Member of the Arizona House of Representatives
- In office January 1917 – December 1918
- Constituency: Cochise County

Member of the Arizona Senate from the Cochise County district
- In office January 1919 – December 1920
- Preceded by: Fred Sutter C. M. Roberts
- Succeeded by: W. P. Sims John P. Cull

Personal details
- Party: Democratic
- Profession: Politician

= T. A. Hughes =

American politician from Arizona

Thomas A. Hughes was an American politician and businessman from Arizona. He served a single term in the Arizona State House of Representatives during the 3rd Arizona State Legislature, and a single term in the Arizona State Senate during the 4th Arizona State Legislature. He owned an insurance agency in Bisbee, Arizona, and later served as an officer of the Hartford Indemnity and Insurance Company.

==Biography==
Hughes lived in Bisbee, Arizona. In 1904 he was working as a conductor on the Morenci Southern Railroad. In 1907 he opened a real estate office. In 1908 he added an insurance component to his business, the T. A. Hughes Insurance Company. Later that year, his company merged with the B. J. O'Reilly Insurance Company to form the Arizona Insurance Company. In 1909 he secured the local office in Bisbee, Arizona for the State Mutual Building and Loan Association of Los Angeles, allowing him to provide real estate loans.
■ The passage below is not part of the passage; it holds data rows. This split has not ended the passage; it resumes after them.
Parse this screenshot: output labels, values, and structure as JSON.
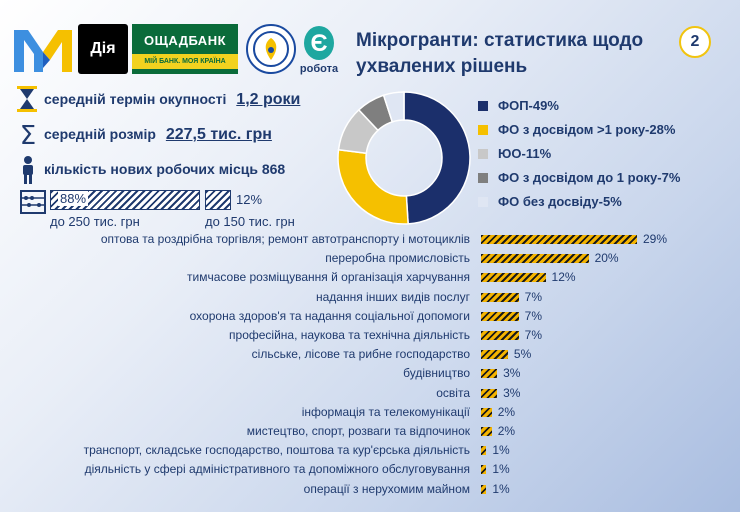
{
  "title": "Мікрогранти: статистика щодо ухвалених рішень",
  "page_number": "2",
  "logos": {
    "diia": "Дія",
    "bank_name": "ОЩАДБАНК",
    "bank_slogan": "МІЙ БАНК. МОЯ КРАЇНА",
    "robota": "робота",
    "robota_letter": "Є"
  },
  "stats": {
    "payback_label": "середній термін окупності",
    "payback_value": "1,2 роки",
    "size_label": "середній розмір",
    "size_value": "227,5 тис. грн",
    "jobs_label": "кількість нових робочих місць 868",
    "share_250_pct": "88%",
    "share_250_label": "до 250 тис. грн",
    "share_150_pct": "12%",
    "share_150_label": "до 150 тис. грн"
  },
  "colors": {
    "navy": "#1b2f6b",
    "yellow": "#f5c000",
    "lightgray": "#c8c8c8",
    "darkgray": "#7f7f7f",
    "paleblue": "#dfe6f3"
  },
  "chart_data": [
    {
      "type": "pie",
      "donut": true,
      "legend_position": "right",
      "slices": [
        {
          "label": "ФОП-49%",
          "value": 49,
          "color": "#1b2f6b"
        },
        {
          "label": "ФО з досвідом >1 року-28%",
          "value": 28,
          "color": "#f5c000"
        },
        {
          "label": "ЮО-11%",
          "value": 11,
          "color": "#c8c8c8"
        },
        {
          "label": "ФО з досвідом до 1 року-7%",
          "value": 7,
          "color": "#7f7f7f"
        },
        {
          "label": "ФО без досвіду-5%",
          "value": 5,
          "color": "#dfe6f3"
        }
      ]
    },
    {
      "type": "bar",
      "orientation": "horizontal",
      "categories": [
        "оптова та роздрібна торгівля; ремонт автотранспорту і мотоциклів",
        "переробна промисловість",
        "тимчасове розміщування й організація харчування",
        "надання інших видів послуг",
        "охорона здоров'я та надання соціальної допомоги",
        "професійна, наукова та технічна діяльність",
        "сільське, лісове та рибне господарство",
        "будівництво",
        "освіта",
        "інформація та телекомунікації",
        "мистецтво, спорт, розваги та відпочинок",
        "транспорт, складське господарство, поштова та кур'єрська діяльність",
        "діяльність у сфері адміністративного та допоміжного обслуговування",
        "операції з нерухомим майном"
      ],
      "values": [
        29,
        20,
        12,
        7,
        7,
        7,
        5,
        3,
        3,
        2,
        2,
        1,
        1,
        1
      ],
      "value_labels": [
        "29%",
        "20%",
        "12%",
        "7%",
        "7%",
        "7%",
        "5%",
        "3%",
        "3%",
        "2%",
        "2%",
        "1%",
        "1%",
        "1%"
      ]
    }
  ]
}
In August 1916 Hughes announced that he would be seeking one of the seven seats from Cochise County in the Arizona House of Representatives. He was one of the seven Democrats selected in the primary, and was the overall highest vote-getter in November's general election. In 1918 he was one of three candidates running in the Democrat's primary for the two seats from Cochise County in the Arizona State Senate. Hughes and D. C. O'Neil, both of whom had served in the House during the previous term, became the Democrat's candidates. Hughes and O'Neil defeated their two Republican opponents, with Hughes receiving the most votes of any of the four candidates. He did not run for re-election in 1920. He was a charter member of the Bisbee Chamber of Commerce, formed in 1921. In 1922 Hughes, with a group of investors, purchased the western section of the Copper Queen Mine, forming the Copper Queen Mining Extension Company. In 1922 he once again ran for a State Senate seat from Cochise County. He was one of five candidates for the two seats in the Democrat's primary. Incumbent W. P. Sims, along with C. M. Roberts, who had served in the 3rd Arizona State Legislature, won the primary and went on to win the general election in November. In 1924 Hughes was made the secretary and treasurer of the southwest region of the Hartford Indemnity and Insurance Company. The company was headquartered in Los Angeles, and Hughes relocated his family there.